舵机云台颜色识别跟踪.zip   File Size:0.001M (Download Count:15)

中北大学Wut有色差的代码.zip   File Size:0.003M (Download Count:1)

2 Reply   |  Until 5个月前 | 355 View

fanfan
发表于 2个月前

中北大学Wut有色差的代码

import sensor, image, time, math,lcd 
from pyb import UART
# Tracks a black line. Use [(128, 255)] for a tracking a white line.
#GRAYSCALE_THRESHOLD = [(0, 77)]
#设置阈值,如果是黑线,GRAYSCALE_THRESHOLD = [(0, 64)];
#如果是白线,GRAYSCALE_THRESHOLD = [(128,255)]
red_threshold = [(39, 87, -46, -4, -18, 14)] # L A B(19, 97, -47, 30, -22, 6)



# Each roi is (x, y, w, h). The line detection algorithm will try to find the
# centroid of the largest blob in each roi. The x position of the centroids
# will then be averaged with different weights where the most weight is assigned
# to the roi near the bottom of the image and less to the next roi and so on.
ROIS = [ # [ROI, weight]
        (0, 060, 160, 20, 0.7), # You'll need to tweak the weights for you app
        #(0, 050, 160, 20, 0.3), # depending on how your robot is setup.
        (0, 030, 160, 20, 0.1)
       ]
#roi代表三个取样区域,(x,y,w,h,weight),代表左上顶点(x,y)宽高分别为w和h的矩形,
#weight为当前矩形的权值。注意本例程采用的QQVGA图像大小为160x120,roi即把图像横分成三个矩形。
#三个矩形的阈值要根据实际情况进行调整,离机器人视野最近的矩形权值要最大,
#如上图的最下方的矩形,即(0, 100, 160, 20, 0.7)

# Compute the weight divisor (we're computing this so you don't have to make weights add to 1).
weight_sum = 0 #权值和初始化
for r in ROIS: weight_sum += r[4] # r[4] is the roi weight.
#计算权值和。
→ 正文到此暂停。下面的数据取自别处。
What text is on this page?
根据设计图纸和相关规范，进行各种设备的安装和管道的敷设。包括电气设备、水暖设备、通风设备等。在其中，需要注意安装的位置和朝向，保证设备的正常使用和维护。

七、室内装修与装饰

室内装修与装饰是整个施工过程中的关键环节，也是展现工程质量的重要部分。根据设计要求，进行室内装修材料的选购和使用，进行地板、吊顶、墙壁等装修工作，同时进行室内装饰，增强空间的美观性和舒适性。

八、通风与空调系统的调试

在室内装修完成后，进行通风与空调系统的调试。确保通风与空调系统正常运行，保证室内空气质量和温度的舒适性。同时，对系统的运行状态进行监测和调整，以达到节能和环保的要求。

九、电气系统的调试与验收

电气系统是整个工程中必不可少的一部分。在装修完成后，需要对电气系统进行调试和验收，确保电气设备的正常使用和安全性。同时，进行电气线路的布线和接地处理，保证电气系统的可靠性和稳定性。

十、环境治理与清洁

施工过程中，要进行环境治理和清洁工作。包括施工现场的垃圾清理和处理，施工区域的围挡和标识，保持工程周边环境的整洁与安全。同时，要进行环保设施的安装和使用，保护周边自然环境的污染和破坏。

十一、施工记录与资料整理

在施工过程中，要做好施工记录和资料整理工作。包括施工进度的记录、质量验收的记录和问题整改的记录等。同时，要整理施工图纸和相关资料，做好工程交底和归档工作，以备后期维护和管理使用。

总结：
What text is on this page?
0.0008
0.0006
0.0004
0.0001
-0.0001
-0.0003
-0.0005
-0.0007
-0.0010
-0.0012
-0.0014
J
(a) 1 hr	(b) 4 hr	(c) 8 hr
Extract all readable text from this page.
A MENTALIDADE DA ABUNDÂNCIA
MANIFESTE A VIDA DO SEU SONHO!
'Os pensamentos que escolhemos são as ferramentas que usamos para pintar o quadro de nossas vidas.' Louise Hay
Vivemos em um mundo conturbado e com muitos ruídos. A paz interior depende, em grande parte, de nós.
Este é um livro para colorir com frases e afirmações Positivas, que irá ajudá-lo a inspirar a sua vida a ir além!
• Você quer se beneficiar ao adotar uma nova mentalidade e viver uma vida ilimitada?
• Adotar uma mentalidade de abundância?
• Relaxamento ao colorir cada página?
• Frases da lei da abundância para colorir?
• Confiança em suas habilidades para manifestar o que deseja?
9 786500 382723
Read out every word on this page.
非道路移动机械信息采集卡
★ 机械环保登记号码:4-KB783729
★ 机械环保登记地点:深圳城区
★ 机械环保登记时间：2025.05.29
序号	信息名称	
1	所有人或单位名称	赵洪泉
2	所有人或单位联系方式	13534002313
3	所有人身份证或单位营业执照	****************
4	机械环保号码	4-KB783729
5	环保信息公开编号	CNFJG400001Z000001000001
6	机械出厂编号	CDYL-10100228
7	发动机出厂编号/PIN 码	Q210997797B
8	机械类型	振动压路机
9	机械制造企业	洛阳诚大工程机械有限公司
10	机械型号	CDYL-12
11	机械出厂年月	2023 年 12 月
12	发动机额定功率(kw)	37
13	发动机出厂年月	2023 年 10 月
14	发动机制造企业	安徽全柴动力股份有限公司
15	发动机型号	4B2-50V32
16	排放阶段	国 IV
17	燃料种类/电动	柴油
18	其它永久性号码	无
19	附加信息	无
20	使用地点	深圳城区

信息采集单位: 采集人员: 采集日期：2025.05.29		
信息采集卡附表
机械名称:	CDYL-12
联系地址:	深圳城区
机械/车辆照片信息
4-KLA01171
遍历上面的三个矩形,r[4]即每个矩形的权值。

# Camera setup...
sensor.reset() # Initialize the camera sensor.
sensor.set_pixformat(sensor.RGB565) # use grayscale.
sensor.set_framesize(sensor.QQVGA) # use QQVGA for speed.
#sensor.skip_frames(500) # Let new settings take affect.
sensor.set_auto_gain(False) # must be turned off for color tracking
sensor.set_auto_whitebal(False) # must be turned off for color tracking
#关闭白平衡
uart = UART(3, 9600)
clock = time.clock() # Tracks FPS.
lcd.init()
Left = 'L'
Right = 'R'
Go = 'Q'


#def find_max(blobs):
    #max_size=0
    #for blob in blobs:
        #if blob[2]*blob[3] > max_size:
            #max_blob=blob
            #max_size = blob[2]*blob[3]
    #return max_blob


while(True):
    clock.tick() # Track elapsed milliseconds between snapshots().
    img = sensor.snapshot() # Take a picture and return the image.

    centroid_sum = 0
    #利用颜色识别分别寻找三个矩形区域内的线段
    for r in ROIS:
        blobs = img.find_blobs(red_threshold, roi=r[0:4], merge=True)
        # r[0:4] is roi tuple.
        #找到视野中的线,merge=true,将找到的图像区域合并成一个

        #目标区域找到直线
        if blobs:
            # Find the index of the blob with the most pixels.
            most_pixels = 0
            largest_blob = 0
            for i in range(len(blobs)):
            #目标区域找到的颜色块(线段块)可能不止一个,找到最大的一个,作为本区域内的目标直线
                if blobs[i].pixels() > most_pixels:
                    most_pixels = blobs[i].pixels()
                    #merged_blobs[i][4]是这个颜色块的像素总数,如果此颜色块像素总数大于                     #most_pixels,则把本区域作为像素总数最大的颜色块。更新most_pixels和largest_blob
                    largest_blob = i

            # Draw a rect around the blob.
            img.draw_rectangle(blobs[largest_blob].rect())
            #将此区域的像素数最大的颜色块画矩形和十字形标记出来
            img.draw_cross(blobs[largest_blob].cx(),
                           blobs[largest_blob].cy())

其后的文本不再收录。